A sadistic sexual predator's appeal against his indefinite jail term imposed for two decades of terror has been rejected.
Alan Neil Rosewarn, of Taranaki, was last year sentenced to preventive detention for abusing two women and their children.
The indefinite term was imposed in the High Court at New Plymouth and means despite Rosewarn becoming eligible for parole after 10 years, he may never be released.
He admitted charges including rape, sexual violation, kidnapping, threatening to kill and child cruelty.
Rosewarn appealed against the preventive detention on the basis a minimum term would be sufficient punishment.
But in a judgment delivered today, the Court of Appeal disagreed.
"There is nothing in the matters raised by the appellant that alter the careful evaluation undertaking by the [sentencing] judge," the judgment says.
Rosewarn's offending with the first woman was between 1990 and 2007. He was in his mid-20s and she was much younger than him.
The sentencing judge said he had "emotionally taken control of her and had alienated her from her family and friends".
Rosewarn subjected the woman to "devastating emotionally, physical and sexual abuse, which escalated as time passed".
He would beat her, throw her into walls, punch her face and pull her hair out, among other "indignities" and "cruelties".
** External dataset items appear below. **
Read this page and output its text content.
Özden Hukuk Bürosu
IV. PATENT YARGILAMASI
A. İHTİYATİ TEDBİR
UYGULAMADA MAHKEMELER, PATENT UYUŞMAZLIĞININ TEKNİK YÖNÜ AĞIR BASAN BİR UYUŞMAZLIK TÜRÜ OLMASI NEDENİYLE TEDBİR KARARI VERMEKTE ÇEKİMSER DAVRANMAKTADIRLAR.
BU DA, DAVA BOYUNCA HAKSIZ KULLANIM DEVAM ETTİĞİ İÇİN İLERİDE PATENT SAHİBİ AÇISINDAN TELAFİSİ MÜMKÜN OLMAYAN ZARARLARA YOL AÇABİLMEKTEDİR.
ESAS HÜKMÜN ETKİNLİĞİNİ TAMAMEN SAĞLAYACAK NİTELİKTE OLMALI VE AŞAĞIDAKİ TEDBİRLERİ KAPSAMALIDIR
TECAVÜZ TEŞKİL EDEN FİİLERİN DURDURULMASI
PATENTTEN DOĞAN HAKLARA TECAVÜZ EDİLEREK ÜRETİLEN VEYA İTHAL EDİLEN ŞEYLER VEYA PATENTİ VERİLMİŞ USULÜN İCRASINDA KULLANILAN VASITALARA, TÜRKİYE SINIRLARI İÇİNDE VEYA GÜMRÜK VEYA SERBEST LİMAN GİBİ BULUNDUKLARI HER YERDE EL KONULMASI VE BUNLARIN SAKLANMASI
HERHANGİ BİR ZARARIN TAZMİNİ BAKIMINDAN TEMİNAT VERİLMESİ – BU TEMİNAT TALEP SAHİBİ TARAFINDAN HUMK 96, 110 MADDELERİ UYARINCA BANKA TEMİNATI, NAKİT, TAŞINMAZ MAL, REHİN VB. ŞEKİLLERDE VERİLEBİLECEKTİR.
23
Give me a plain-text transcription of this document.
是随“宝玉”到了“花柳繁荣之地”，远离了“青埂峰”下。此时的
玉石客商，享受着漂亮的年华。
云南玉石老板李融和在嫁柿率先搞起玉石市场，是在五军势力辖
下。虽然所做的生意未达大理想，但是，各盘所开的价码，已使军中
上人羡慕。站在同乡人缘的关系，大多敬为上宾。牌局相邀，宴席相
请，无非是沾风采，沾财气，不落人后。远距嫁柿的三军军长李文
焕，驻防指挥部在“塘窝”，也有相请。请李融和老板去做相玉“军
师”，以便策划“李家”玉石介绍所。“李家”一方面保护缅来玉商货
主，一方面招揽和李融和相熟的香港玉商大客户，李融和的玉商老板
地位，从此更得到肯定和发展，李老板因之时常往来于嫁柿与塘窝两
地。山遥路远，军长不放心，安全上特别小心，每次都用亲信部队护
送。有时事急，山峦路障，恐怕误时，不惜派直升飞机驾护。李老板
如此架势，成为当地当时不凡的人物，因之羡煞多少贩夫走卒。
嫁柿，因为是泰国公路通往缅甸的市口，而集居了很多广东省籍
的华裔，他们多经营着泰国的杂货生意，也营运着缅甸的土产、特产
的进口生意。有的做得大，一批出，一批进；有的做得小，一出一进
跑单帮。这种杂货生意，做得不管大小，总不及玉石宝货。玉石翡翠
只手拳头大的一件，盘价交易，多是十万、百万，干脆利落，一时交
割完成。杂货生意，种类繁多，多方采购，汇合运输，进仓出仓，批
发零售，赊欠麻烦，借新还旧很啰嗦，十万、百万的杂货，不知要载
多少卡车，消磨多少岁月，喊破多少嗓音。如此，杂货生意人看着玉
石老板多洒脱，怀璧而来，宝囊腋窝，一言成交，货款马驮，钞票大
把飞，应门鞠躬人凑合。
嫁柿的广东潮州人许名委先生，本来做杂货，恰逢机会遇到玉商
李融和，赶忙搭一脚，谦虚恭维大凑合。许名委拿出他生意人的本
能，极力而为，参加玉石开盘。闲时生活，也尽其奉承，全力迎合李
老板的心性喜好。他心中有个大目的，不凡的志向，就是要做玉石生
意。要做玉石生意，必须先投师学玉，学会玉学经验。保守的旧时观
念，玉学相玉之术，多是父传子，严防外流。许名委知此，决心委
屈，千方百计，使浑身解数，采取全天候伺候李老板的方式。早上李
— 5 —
When she was pregnant, Rosewarn would jump on her if she fell to the ground as he beat her.
Rosewarn also beat the woman's children, including throwing a newborn around a car seat.
In 2009, he served a separate jail sentence for the offending.
His old abusive ways continued with a second woman beginning in 2008.
The woman's child wasn't spared either. They had a milk bottle thrown at their face and Rosewarn would lock them in a car without food or water.